E já que estamos falando da importância da política na trama, é importante salientar que a visão sobre a mesma apresentada na série é sem sombra de dúvida ocidental. Além deste fato, famílias de pessoas que viveram perto da área do desastre na época criticaram a série, a descrevendo como “politicamente motivada e provocativa”. Outras inconsistências foram apontadas por alguns remanescentes da tragédia, como o major-general Nikolai Tarakanov que apesar de elogiar o trabalho da HBO, apontou que o personagem de Legasov – vice-diretor do Instituto Kurchatov indicado para ajudar os esforços de limpeza – não participou de grandes reuniões durante o controle do desastre como foi mostrado na séria.
Mesmo assim, a minissérie Chernobyl é provavelmente o mais relevante ato a respeito desse tipo de tragédia, não só pela qualidade primorosa da produção, mas também pelo geralmente acertado apelo pela realidade do roteiro, além do senso de luto que rege o clima de cada episódio.
Menção honrosa: “Fukushima: Ameaça Nuclear”, é um filme japonês de 2020, sobre o terremoto no litoral do Japão que gerou uma onda de mais de 10 metros.
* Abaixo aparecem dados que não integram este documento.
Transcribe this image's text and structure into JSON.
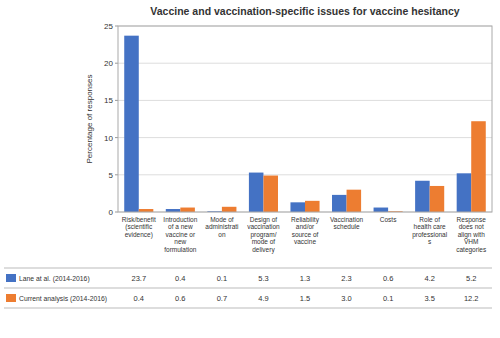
{
  "chart_data": {
    "type": "bar",
    "title": "Vaccine and vaccination-specific issues for vaccine hesitancy",
    "categories": [
      "Risk/benefit\n(scientific\nevidence)",
      "Introduction\nof a new\nvaccine or\nnew\nformulation",
      "Mode of\nadministrati\non",
      "Design of\nvaccination\nprogram/\nmode of\ndelivery",
      "Reliability\nand/or\nsource of\nvaccine",
      "Vaccination\nschedule",
      "Costs",
      "Role of\nhealth care\nprofessional\ns",
      "Response\ndoes not\nalign with\nVHM\ncategories"
    ],
    "series": [
      {
        "name": "Lane at al. (2014-2016)",
        "color": "#4472C4",
        "values": [
          23.7,
          0.4,
          0.1,
          5.3,
          1.3,
          2.3,
          0.6,
          4.2,
          5.2
        ],
        "value_labels": [
          "23.7",
          "0.4",
          "0.1",
          "5.3",
          "1.3",
          "2.3",
          "0.6",
          "4.2",
          "5.2"
        ]
      },
      {
        "name": "Current analysis (2014-2016)",
        "color": "#ED7D31",
        "values": [
          0.4,
          0.6,
          0.7,
          4.9,
          1.5,
          3.0,
          0.1,
          3.5,
          12.2
        ],
        "value_labels": [
          "0.4",
          "0.6",
          "0.7",
          "4.9",
          "1.5",
          "3.0",
          "0.1",
          "3.5",
          "12.2"
        ]
      }
    ],
    "ylabel": "Percentage of responses",
    "ylim": [
      0,
      25.0
    ],
    "yticks": [
      0,
      5,
      10,
      15,
      20,
      25
    ],
    "grid": true,
    "legend": "bottom",
    "data_labels": true
  }
}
O tsunami inundou os prédios de uma usina nuclear, que começou a superaquecer e aumentar a pressão, tornando eminente o risco de uma grave explosão nuclear. Durante quase sete dias, mais de 50 trabalhadores permaneceram em seus postos de trabalho e arriscaram suas vidas para tentar impedir que desastre fosse ainda pior.
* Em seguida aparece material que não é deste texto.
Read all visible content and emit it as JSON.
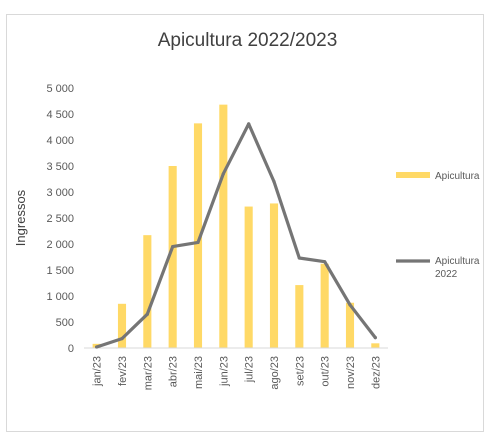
{
  "chart_data": {
    "type": "bar+line",
    "title": "Apicultura 2022/2023",
    "ylabel": "Ingressos",
    "xlabel": "",
    "ylim": [
      0,
      5000
    ],
    "yticks": [
      0,
      500,
      1000,
      1500,
      2000,
      2500,
      3000,
      3500,
      4000,
      4500,
      5000
    ],
    "ytick_labels": [
      "0",
      "500",
      "1 000",
      "1 500",
      "2 000",
      "2 500",
      "3 000",
      "3 500",
      "4 000",
      "4 500",
      "5 000"
    ],
    "grid": false,
    "legend_position": "right",
    "categories": [
      "jan/23",
      "fev/23",
      "mar/23",
      "abr/23",
      "mai/23",
      "jun/23",
      "jul/23",
      "ago/23",
      "set/23",
      "out/23",
      "nov/23",
      "dez/23"
    ],
    "series": [
      {
        "name": "Apicultura",
        "kind": "bar",
        "color": "#ffd966",
        "values": [
          80,
          850,
          2170,
          3500,
          4320,
          4680,
          2720,
          2780,
          1210,
          1620,
          870,
          90
        ]
      },
      {
        "name": "Apicultura 2022",
        "legend_lines": [
          "Apicultura",
          "2022"
        ],
        "kind": "line",
        "color": "#757575",
        "values": [
          20,
          180,
          650,
          1950,
          2030,
          3350,
          4310,
          3200,
          1730,
          1660,
          830,
          200
        ]
      }
    ]
  }
}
O lado assustador da radiação está presente na história da humanidade antes mesmo de ser constatado de fato. Isso não significa que nós devemos ter sempre medo da radiação, afinal ela está presente no dia a dia da humanidade, seja no fornecimento de energia ou em equipamentos e tratamentos médicos. Mas não custa nada nos manter alertas acerca de seus riscos e as obras supracitadas são excelentes lembretes disso para nós, apreciadores da sétima arte e suas vertentes.